Het Heijs capelleke

Op onderstaande kaart zijn de plaatsen van de voormalige schuilkerk, de huidige kerk van Mariaheide en ook van een Heijs capelleke aangegeven.

 

 



 

 

Het Heijs kapelleke, de oudste gegevens:


Dat er een kapel in het huidige Mariaheide gestaan heeft was nog niet eerder bekend. De oudste gegevens dateren uit 1562. Hier volgt de gehele verklaring die toen voor de Veghelse schepenen afgelegd werd.

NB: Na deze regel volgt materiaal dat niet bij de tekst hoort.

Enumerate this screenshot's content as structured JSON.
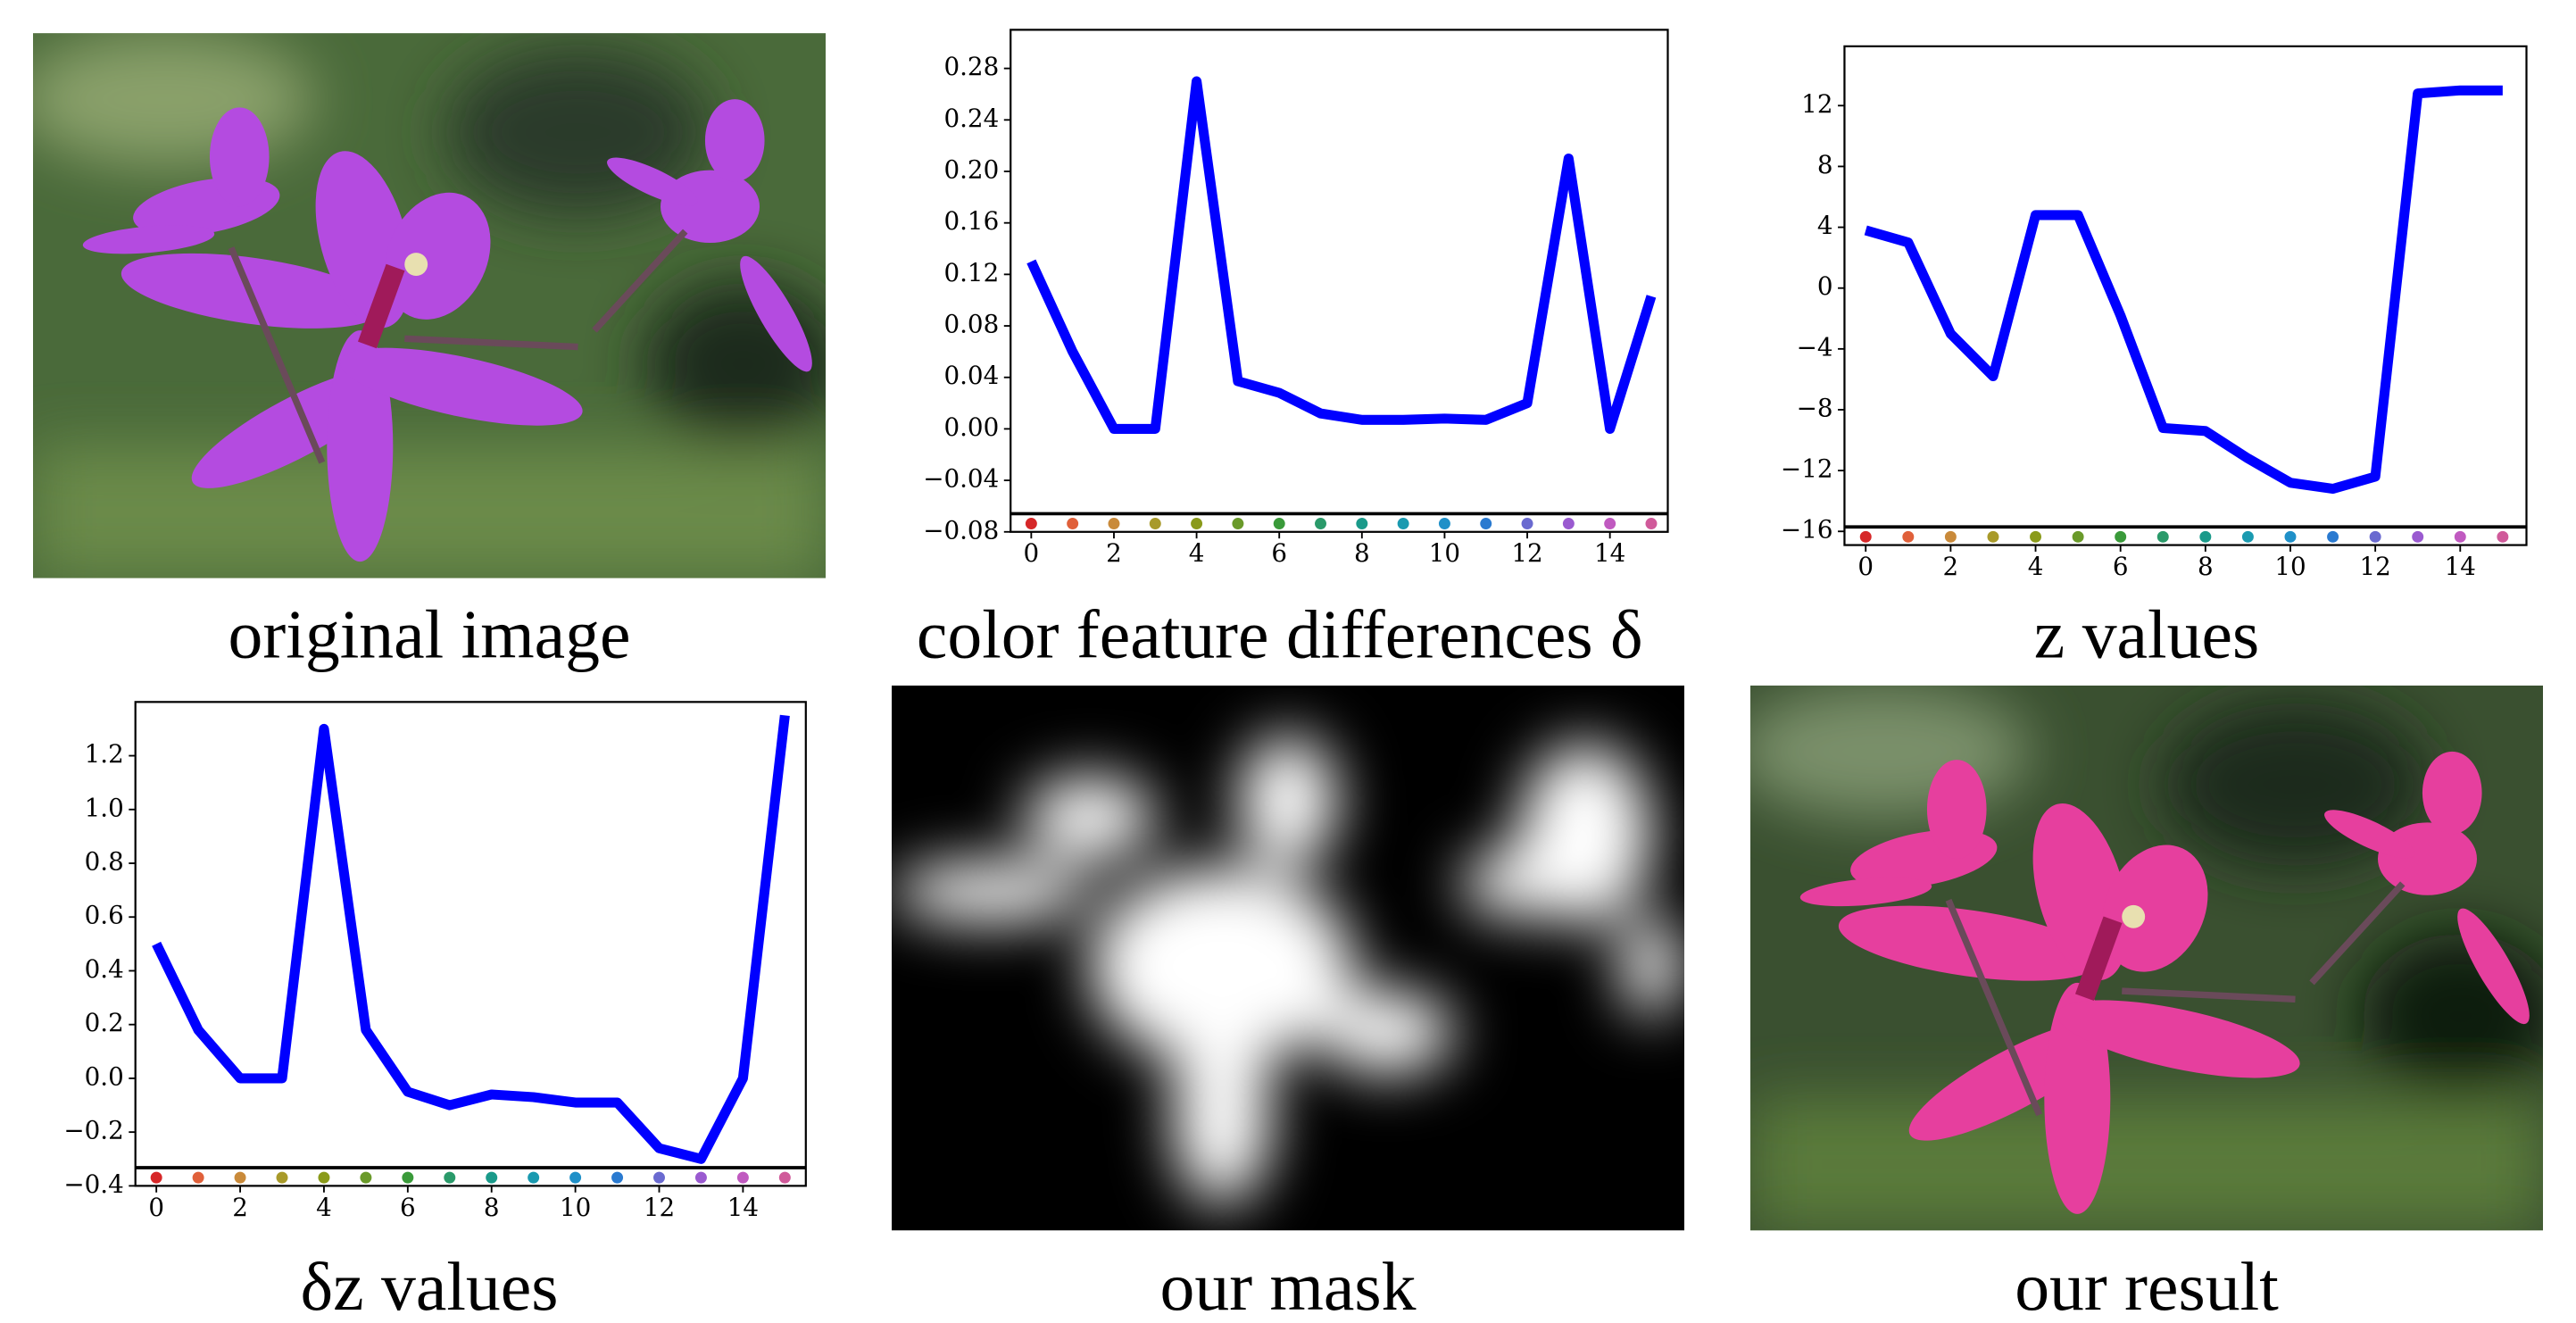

Op 7 november 1562 verklaren de schepenen in Veghel dat voor hen verschenen zijn “in eenen gebannen gedinge daer die stadtholder des scoutens van Peelant mit ons scepenen te recht geseten was”, Rutger Peter Tielmans en Adam Aerntss van den Water, gedaagd door Jan Jan Alarts, vorster te Veghel, om een verklaring af te leggen.

 

Rutger Peterss, oud ongeveer 81 jaren, en Adam van den Water, oud ongeveer 75 jaren, verklaren “dat ter eeren Goids, Marien synre Liever ende Gebenedider moeder ende Sunte Anthonis abt ende confessoer een capelle ende Goids huys gesticht ende getimmert is binnen der prochien van Vechel gelegen in den Crisdom Ludick (= bisdom Luik) ter plaetsen genoemt aen Gheen Verre Heyde, welcke capelle is staende omtrent een myl Brabants van der prochie kercken voerscreven. Ende in den selven wech syn verscheyden grachten, cuylen ende loepen rivieren, overmits welcken wech eest den ondersaten ende prochianen aldaer aen dat gehucht voerscreven wonende periculoes te moeten coemen in de prochie kercken om misse te hooren ende anderen Goids diensten, ende bysunder des winterdaechs ende in tyden van grooten watere. Ende dat sy gedaecht syn van den vorster van Vechel voirgenoemt om in desen der waerheyt getuych te geven. Voert certificeren ende tuygen wy scepenen voer die oprechte waerheyt hoe dat dese voirscreven capelle int voirscreven gehucht genoemt die Hoege Heyde in maten ende vuegen ende in dierre qualiteyten genoch gelegen is soe die voirscreven twee deponenten geaffirmeert ende getuycht hebben.”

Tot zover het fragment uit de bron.